ホーム > ハートブログ > 生涯の心房細動リスクは何%?

生涯の心房細動リスクは何%?

[ 医療情報  ]  当院からのお知らせ

2018.05.23

DSC06996心房細動は長期的にみると心機能を低下させ、また脳梗塞を起こす重要な疾患である。加齢が最も重要なリスクであるが、中高年期をすぎた55歳以上の人がどのくらい障害に心房細動を起こすリスクがあるのか、有名な心血管系の調査研究フラミンガム研究を用いて解析した結果が発表された。

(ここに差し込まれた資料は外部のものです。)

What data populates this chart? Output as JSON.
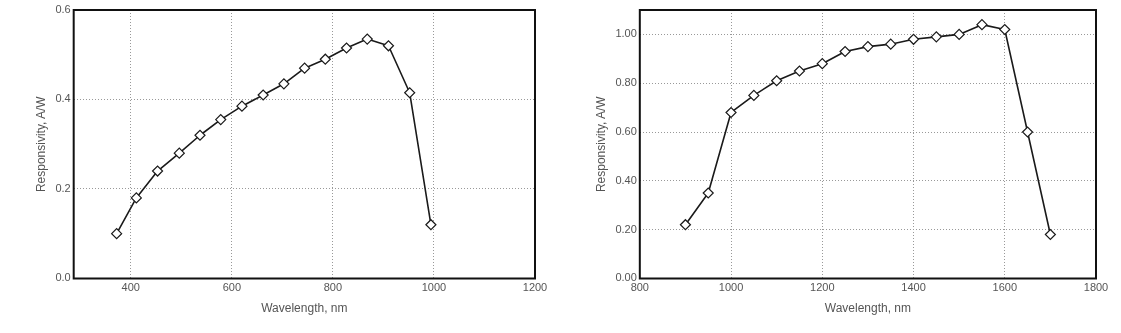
{
  "chart_data": [
    {
      "type": "line",
      "xlabel": "Wavelength, nm",
      "ylabel": "Responsivity, A/W",
      "color": "#1a1a1a",
      "marker": "diamond",
      "grid": true,
      "x": [
        372,
        411,
        453,
        496,
        537,
        578,
        620,
        662,
        703,
        744,
        785,
        827,
        868,
        910,
        952,
        994
      ],
      "values": [
        0.1,
        0.18,
        0.24,
        0.28,
        0.32,
        0.355,
        0.385,
        0.41,
        0.435,
        0.47,
        0.49,
        0.515,
        0.535,
        0.52,
        0.415,
        0.12
      ],
      "xlim": [
        287,
        1200
      ],
      "ylim": [
        0,
        0.6
      ],
      "xticks": [
        400,
        600,
        800,
        1000,
        1200
      ],
      "yticks": [
        {
          "value": 0,
          "label": "0.0"
        },
        {
          "value": 0.2,
          "label": "0.2"
        },
        {
          "value": 0.4,
          "label": "0.4"
        },
        {
          "value": 0.6,
          "label": "0.6"
        }
      ]
    },
    {
      "type": "line",
      "xlabel": "Wavelength, nm",
      "ylabel": "Responsivity, A/W",
      "color": "#1a1a1a",
      "marker": "diamond",
      "grid": true,
      "x": [
        900,
        950,
        1000,
        1050,
        1100,
        1150,
        1200,
        1250,
        1300,
        1350,
        1400,
        1450,
        1500,
        1550,
        1600,
        1650,
        1700
      ],
      "values": [
        0.22,
        0.35,
        0.68,
        0.75,
        0.81,
        0.85,
        0.88,
        0.93,
        0.95,
        0.96,
        0.98,
        0.99,
        1.0,
        1.04,
        1.02,
        0.6,
        0.18
      ],
      "xlim": [
        800,
        1800
      ],
      "ylim": [
        0,
        1.1
      ],
      "xticks": [
        800,
        1000,
        1200,
        1400,
        1600,
        1800
      ],
      "yticks": [
        {
          "value": 0,
          "label": "0.00"
        },
        {
          "value": 0.2,
          "label": "0.20"
        },
        {
          "value": 0.4,
          "label": "0.40"
        },
        {
          "value": 0.6,
          "label": "0.60"
        },
        {
          "value": 0.8,
          "label": "0.80"
        },
        {
          "value": 1,
          "label": "1.00"
        }
      ]
    }
  ]
}
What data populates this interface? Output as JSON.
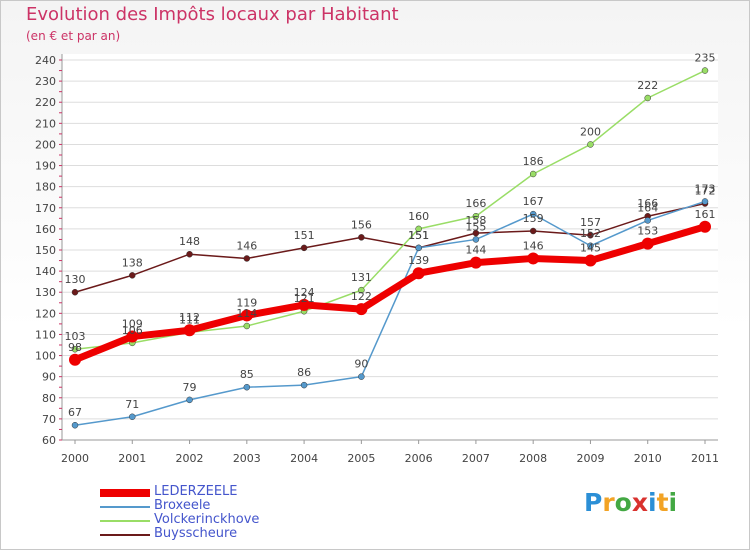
{
  "header": {
    "title": "Evolution des Impôts locaux par Habitant",
    "subtitle": "(en € et par an)"
  },
  "logo": {
    "text": "Proxiti",
    "letters": [
      {
        "ch": "P",
        "color": "#2b8fd6"
      },
      {
        "ch": "r",
        "color": "#f2a325"
      },
      {
        "ch": "o",
        "color": "#43a843"
      },
      {
        "ch": "x",
        "color": "#d9322e"
      },
      {
        "ch": "i",
        "color": "#2b8fd6"
      },
      {
        "ch": "t",
        "color": "#f2a325"
      },
      {
        "ch": "i",
        "color": "#43a843"
      }
    ]
  },
  "chart_data": {
    "type": "line",
    "title": "Evolution des Impôts locaux par Habitant",
    "subtitle": "(en € et par an)",
    "xlabel": "",
    "ylabel": "",
    "x": [
      "2000",
      "2001",
      "2002",
      "2003",
      "2004",
      "2005",
      "2006",
      "2007",
      "2008",
      "2009",
      "2010",
      "2011"
    ],
    "ylim": [
      60,
      240
    ],
    "yticks": [
      60,
      70,
      80,
      90,
      100,
      110,
      120,
      130,
      140,
      150,
      160,
      170,
      180,
      190,
      200,
      210,
      220,
      230,
      240
    ],
    "grid": "horizontal",
    "legend_position": "bottom-left",
    "series": [
      {
        "name": "Buysscheure",
        "color": "#6b1a1a",
        "values": [
          130,
          138,
          148,
          146,
          151,
          156,
          151,
          158,
          159,
          157,
          166,
          172
        ]
      },
      {
        "name": "Volckerinckhove",
        "color": "#99dd66",
        "values": [
          103,
          106,
          111,
          114,
          121,
          131,
          160,
          166,
          186,
          200,
          222,
          235
        ]
      },
      {
        "name": "Broxeele",
        "color": "#5599cc",
        "values": [
          67,
          71,
          79,
          85,
          86,
          90,
          151,
          155,
          167,
          152,
          164,
          173
        ]
      },
      {
        "name": "LEDERZEELE",
        "color": "#ee0000",
        "values": [
          98,
          109,
          112,
          119,
          124,
          122,
          139,
          144,
          146,
          145,
          153,
          161
        ]
      }
    ],
    "legend_order": [
      "LEDERZEELE",
      "Broxeele",
      "Volckerinckhove",
      "Buysscheure"
    ]
  }
}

(BMJ 2018)。
フラミンガム研究というのはアメリカで当時に死亡原因の1位だった心臓血管系の疾患の調査を行うためにボストン郊外のフラミンガム町で長期の疫学研究として1948年開始された。健康な男女5209人を2年に一度検査、アンケートが行われ、高血圧とコレステロールが高い人が心臓血管疾患が多いこと、喫煙や運動が少ないと心血管系の疾患のリスクが高くなることが発表された有名な研究である。
さてその研究を用いて解析された結果からは、加齢以外に、喫煙、BMI>30、血圧140以上、拡張期血圧90以上は、糖尿病、心不全歴や心筋梗塞の既往がある人は、心房細動を発症するリスク因子である。どの年齢からみても生涯に心房細動を発症する率は5人に1人はおり、そこに複数の危険因子が加わると3人に1人程度は発症するというデータがでた。つまり非常に一般的な疾患であるということである。ただしこれはアメリカ人のデータであるので、そのまま日本人にあてはめることができるかどうかは定かではないが、少なくとも高齢者が多い我々の社会ではますます気を配るべき疾患である。心機能を維持するためにも、また脳梗塞を起こさないためにも未病(すでに病名はつくのだが)、つまり次の疾患を予防するためにも、高齢者一般の人々に啓蒙が必要な疾患である。